You might remember her from her research and awards or maybe from all of the articles about her volunteer work, but did you know that Amy Bower is also one of APH CareerConnect’s mentors?

Amy Bower aboard a ship holding a drifting buoy with husband, David

We took some time this month to catch up with Dr. Amy Bower, Senior Scientist in the Department of Physical Oceanography at the Woods Hole Oceanographic Institution, to see what she has been up to lately.

On the work front, Amy has continued to expand her horizons by accepting and graduating her first Ph.D. student, advising her first post-doctoral intern, and undertaking new research projects. She also led oceanographic cruises in 2010, 2011, and co-led one just last year.

Amy also received the University of Rhode Island Distinguished Achievement Award—Dean’s Award for the Graduate School of Oceanography last year for her research contributions in ocean circulation and its relationship to Earth’s climate system.

“This is the graduate school where I earned my Ph.D.,” Amy said. “I believe I was nominated for this award because of my research contributions, in spite of being legally blind, and for my outreach activities, especially OceanInsight*.”

The award was presented to Amy at a black-tie gala at the Newport Marriott in Newport, Rhode Island.

“My husband wore a tuxedo, and my daughter and I got all gussied up for the affair, with dressy dresses, pedicures, special hair styling,” Amy said. “I was very fortunate to have my mother in attendance, as well as two of my very special mentors from my graduate student days.”

Currently, Amy is working on two large projects. In the first project, she is part of an international team of oceanographers who have set out to monitor all the ocean currents between Labrador (in Canada) and Scotland.

“The objective of this project is to measure the amount of heat carried by these currents from the equatorial region, where the sun heats up the ocean, to the poles where this heat is released to the atmosphere,” Amy explained.

“We hope to observe these currents for a decade, in order to tease apart natural variations from changes caused by global warming. This project is called OSNAP, for Overturning in the subpolar North Atlantic Program, and the U.S. scientists involved are being supported by the U.S. National Science Foundation.”

The second project Amy is working on is in the Gulf of Mexico. Scientists are trying to map the deep currents in the gulf.

“You would think this has already been done based on how close this basin is to the U.S., but in fact it was painfully obvious during the Deepwater Horizon oil spill that we did not know as much as we should about the deep currents,” Amy said.

For both projects, Amy will be using acoustically tracked drifters that are set to sink to a particular depth and follow the currents there for up to two years. The teams plan to release over 100 of these drifters in each project.

Amy has also remained active in her organization, OceanInsight, an outreach program for blind and visually impaired learners of all ages. Since founded in 2007, OceanInsight aims to communicate the importance of understanding how the earth works using accessible content, share the excitement of conducting oceanographic research, and introduce students to careers in the geosciences that they might not otherwise consider as open to them.

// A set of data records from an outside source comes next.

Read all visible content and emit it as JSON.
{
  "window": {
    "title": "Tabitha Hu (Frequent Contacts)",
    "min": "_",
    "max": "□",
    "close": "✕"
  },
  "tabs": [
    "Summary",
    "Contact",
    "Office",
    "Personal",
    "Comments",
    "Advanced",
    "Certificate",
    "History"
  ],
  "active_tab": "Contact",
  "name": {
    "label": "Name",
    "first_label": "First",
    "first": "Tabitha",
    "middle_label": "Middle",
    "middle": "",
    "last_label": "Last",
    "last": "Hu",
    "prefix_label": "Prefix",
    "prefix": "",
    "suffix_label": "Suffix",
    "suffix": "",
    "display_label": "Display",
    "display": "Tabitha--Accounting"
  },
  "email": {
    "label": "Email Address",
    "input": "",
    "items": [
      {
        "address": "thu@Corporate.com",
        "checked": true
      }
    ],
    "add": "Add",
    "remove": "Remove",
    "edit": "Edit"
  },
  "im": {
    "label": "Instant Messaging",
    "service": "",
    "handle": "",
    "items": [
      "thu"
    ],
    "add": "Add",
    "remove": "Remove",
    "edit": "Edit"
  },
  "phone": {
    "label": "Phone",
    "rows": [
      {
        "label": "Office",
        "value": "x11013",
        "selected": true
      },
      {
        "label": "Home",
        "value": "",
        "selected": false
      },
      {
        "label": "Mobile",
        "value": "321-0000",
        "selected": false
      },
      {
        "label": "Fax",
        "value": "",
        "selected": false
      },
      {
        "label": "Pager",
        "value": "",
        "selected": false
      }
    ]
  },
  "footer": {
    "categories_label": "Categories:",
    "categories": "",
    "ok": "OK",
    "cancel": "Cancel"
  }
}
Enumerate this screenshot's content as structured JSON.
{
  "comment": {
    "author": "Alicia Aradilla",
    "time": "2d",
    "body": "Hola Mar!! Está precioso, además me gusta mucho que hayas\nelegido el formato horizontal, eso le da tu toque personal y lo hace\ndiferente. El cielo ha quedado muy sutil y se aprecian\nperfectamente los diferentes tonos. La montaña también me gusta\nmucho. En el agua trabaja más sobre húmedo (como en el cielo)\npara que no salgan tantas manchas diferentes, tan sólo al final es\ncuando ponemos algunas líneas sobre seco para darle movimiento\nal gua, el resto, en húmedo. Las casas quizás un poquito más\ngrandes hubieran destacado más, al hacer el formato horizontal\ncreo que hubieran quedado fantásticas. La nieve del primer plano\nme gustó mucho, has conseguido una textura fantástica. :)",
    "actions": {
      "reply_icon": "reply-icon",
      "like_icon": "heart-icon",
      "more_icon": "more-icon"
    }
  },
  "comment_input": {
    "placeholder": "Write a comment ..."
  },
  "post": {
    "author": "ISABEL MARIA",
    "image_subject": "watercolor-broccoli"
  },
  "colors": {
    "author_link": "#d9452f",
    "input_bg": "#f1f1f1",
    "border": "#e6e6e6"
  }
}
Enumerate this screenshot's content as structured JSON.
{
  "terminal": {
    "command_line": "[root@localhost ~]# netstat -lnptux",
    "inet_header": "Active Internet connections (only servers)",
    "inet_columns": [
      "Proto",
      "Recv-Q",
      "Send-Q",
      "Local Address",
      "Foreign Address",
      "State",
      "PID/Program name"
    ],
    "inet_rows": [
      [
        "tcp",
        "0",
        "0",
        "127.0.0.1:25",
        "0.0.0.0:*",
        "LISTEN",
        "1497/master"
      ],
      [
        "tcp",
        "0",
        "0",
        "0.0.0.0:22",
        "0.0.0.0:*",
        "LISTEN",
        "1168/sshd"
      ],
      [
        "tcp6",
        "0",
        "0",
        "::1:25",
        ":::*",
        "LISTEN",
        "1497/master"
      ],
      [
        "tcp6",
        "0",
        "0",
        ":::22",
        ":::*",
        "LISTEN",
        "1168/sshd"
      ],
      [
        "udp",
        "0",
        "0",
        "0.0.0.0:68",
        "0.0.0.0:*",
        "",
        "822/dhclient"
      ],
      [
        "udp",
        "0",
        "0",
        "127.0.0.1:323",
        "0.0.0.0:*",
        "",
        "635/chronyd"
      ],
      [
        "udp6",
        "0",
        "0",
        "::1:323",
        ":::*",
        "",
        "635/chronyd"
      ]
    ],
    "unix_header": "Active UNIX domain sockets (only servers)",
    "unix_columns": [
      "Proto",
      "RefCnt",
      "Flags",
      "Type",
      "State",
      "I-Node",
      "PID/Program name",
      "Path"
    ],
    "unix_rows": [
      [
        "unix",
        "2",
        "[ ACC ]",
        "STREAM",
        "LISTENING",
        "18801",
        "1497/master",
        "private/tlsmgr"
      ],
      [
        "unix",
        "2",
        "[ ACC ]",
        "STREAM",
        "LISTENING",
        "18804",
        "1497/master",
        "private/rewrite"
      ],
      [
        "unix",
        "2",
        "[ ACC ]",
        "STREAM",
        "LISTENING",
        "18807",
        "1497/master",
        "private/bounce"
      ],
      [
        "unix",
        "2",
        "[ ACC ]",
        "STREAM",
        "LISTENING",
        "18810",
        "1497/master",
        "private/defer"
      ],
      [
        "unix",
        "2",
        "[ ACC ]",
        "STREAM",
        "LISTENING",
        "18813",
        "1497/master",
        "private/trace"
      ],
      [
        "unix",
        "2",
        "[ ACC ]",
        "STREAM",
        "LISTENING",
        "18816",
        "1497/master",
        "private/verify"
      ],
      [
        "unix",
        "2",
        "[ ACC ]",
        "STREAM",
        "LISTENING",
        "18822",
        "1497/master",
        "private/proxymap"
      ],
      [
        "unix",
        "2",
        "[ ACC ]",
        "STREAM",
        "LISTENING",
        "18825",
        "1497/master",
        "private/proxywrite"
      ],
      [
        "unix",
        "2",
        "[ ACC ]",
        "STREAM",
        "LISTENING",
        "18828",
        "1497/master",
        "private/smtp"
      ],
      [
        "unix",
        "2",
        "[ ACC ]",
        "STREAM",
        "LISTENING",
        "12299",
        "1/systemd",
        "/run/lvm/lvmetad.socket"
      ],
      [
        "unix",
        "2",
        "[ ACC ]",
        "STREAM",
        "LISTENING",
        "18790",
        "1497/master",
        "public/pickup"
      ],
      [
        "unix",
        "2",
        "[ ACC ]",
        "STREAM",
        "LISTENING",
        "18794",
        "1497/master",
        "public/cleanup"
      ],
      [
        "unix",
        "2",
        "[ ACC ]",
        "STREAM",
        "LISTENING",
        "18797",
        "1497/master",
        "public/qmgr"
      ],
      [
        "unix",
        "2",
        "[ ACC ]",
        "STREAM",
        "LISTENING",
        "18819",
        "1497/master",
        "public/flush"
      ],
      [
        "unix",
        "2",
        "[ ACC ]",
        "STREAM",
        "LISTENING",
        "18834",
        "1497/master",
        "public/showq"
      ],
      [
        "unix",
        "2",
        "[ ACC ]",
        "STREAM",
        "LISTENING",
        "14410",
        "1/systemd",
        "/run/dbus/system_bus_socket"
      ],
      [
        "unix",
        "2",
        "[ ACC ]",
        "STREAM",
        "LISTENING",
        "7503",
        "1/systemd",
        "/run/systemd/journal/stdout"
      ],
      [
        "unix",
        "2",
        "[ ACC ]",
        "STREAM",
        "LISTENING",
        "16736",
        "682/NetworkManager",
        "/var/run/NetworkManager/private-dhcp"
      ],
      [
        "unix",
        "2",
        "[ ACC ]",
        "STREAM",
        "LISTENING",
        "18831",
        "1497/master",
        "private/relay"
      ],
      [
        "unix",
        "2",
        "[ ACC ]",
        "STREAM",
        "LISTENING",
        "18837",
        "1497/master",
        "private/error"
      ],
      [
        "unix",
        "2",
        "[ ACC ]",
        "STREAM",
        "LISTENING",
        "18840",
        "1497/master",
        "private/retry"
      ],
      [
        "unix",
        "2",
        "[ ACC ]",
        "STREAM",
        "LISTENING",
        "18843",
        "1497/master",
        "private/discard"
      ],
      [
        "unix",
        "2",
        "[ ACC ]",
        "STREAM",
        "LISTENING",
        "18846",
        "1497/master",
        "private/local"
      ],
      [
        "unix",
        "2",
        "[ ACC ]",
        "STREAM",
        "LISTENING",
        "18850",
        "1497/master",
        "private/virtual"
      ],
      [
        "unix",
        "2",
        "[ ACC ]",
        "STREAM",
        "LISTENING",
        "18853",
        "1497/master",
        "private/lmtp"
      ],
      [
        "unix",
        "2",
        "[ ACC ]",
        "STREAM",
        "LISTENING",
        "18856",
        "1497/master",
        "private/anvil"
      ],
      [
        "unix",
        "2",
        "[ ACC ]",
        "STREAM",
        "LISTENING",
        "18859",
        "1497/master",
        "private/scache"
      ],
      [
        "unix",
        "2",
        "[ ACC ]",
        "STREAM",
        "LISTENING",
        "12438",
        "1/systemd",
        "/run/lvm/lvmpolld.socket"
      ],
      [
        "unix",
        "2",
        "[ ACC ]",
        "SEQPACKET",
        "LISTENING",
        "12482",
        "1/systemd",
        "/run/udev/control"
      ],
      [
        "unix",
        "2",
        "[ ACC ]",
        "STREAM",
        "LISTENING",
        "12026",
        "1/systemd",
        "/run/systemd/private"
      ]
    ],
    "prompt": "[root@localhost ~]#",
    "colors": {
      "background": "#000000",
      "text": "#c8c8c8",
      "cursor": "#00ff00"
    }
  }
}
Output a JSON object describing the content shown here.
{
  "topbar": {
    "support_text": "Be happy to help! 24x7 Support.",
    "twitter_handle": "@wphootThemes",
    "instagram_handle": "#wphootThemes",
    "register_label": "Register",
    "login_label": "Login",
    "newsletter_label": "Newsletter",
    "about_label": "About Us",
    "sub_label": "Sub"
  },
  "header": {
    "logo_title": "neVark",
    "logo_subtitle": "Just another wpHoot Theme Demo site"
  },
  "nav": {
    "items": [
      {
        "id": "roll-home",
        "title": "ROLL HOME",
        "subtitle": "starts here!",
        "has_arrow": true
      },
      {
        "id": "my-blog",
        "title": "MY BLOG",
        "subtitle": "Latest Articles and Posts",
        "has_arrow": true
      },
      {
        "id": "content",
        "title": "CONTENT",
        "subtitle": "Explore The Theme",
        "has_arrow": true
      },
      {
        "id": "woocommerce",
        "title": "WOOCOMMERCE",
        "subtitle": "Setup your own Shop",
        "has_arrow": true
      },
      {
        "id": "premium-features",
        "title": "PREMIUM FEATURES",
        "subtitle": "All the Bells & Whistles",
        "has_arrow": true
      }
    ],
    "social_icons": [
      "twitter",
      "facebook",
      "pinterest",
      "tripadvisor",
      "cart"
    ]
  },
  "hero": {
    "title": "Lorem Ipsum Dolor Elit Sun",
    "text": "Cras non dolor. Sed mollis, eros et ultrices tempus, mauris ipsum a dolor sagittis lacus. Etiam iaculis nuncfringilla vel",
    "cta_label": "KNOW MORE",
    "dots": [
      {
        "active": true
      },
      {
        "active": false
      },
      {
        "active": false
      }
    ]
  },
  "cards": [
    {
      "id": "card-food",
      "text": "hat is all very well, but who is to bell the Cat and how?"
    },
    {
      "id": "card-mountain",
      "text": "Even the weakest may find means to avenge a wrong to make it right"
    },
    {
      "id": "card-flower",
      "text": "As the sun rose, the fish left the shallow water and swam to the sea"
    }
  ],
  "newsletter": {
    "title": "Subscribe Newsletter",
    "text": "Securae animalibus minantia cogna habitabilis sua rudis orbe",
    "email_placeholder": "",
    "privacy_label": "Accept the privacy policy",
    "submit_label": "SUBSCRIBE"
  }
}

On the home front, Amy and her husband David have been busy raising their daughter into her teens. However, Amy has found some free time to get back into sailboat racing and begin learning to play the cello.

“I was very pleased to crew for the winning boat at the U.S. Blind National Championships in Newport, Rhode Island in September 2014,” Amy said. “With skipper Duane and sighted guides Sol and Dennis, we put in consistently good finishes for two days, enough to ‘take home the gold’.”

Amy recently showed off her new found musical talent by presenting an informal recital from Suzuki Book 1 for Cello to her friends and family.

“This is super basic stuff, but it has been fun to get back into music,” Amy explained. “I like the idea of learning an instrument that I can practice at home. I don’t have to try to arrange transportation in order to do it. It’s on my own terms. And I’m not trying to get to Carnegie Hall, just keep my brain sharp and enjoy making music.”

Aside from sailboat racing and learning to play the cello, Amy is also a member of the Universalist-Unitarian Fellowship of Falmouth, Massachusetts, and she belongs to a spinning (indoor cycling) group.

“This is the first regular exercise program I have been able to stick with for any length of time,” Amy said. “The spinning bikes are easy to use and the conversation is always interesting.”

Amy is quite the success, and when asked for her advice for students, she said:

“I am a firm believer in Benjamin Franklin’s advice, something like “inventions are 10% inspirations and 90% perspirations.” It takes concerted effort to be successful and grow as a person, both professionally and personally. Self-advocacy is also important, as well as finding and working with mentors. Maybe most important is finding something you love to do.”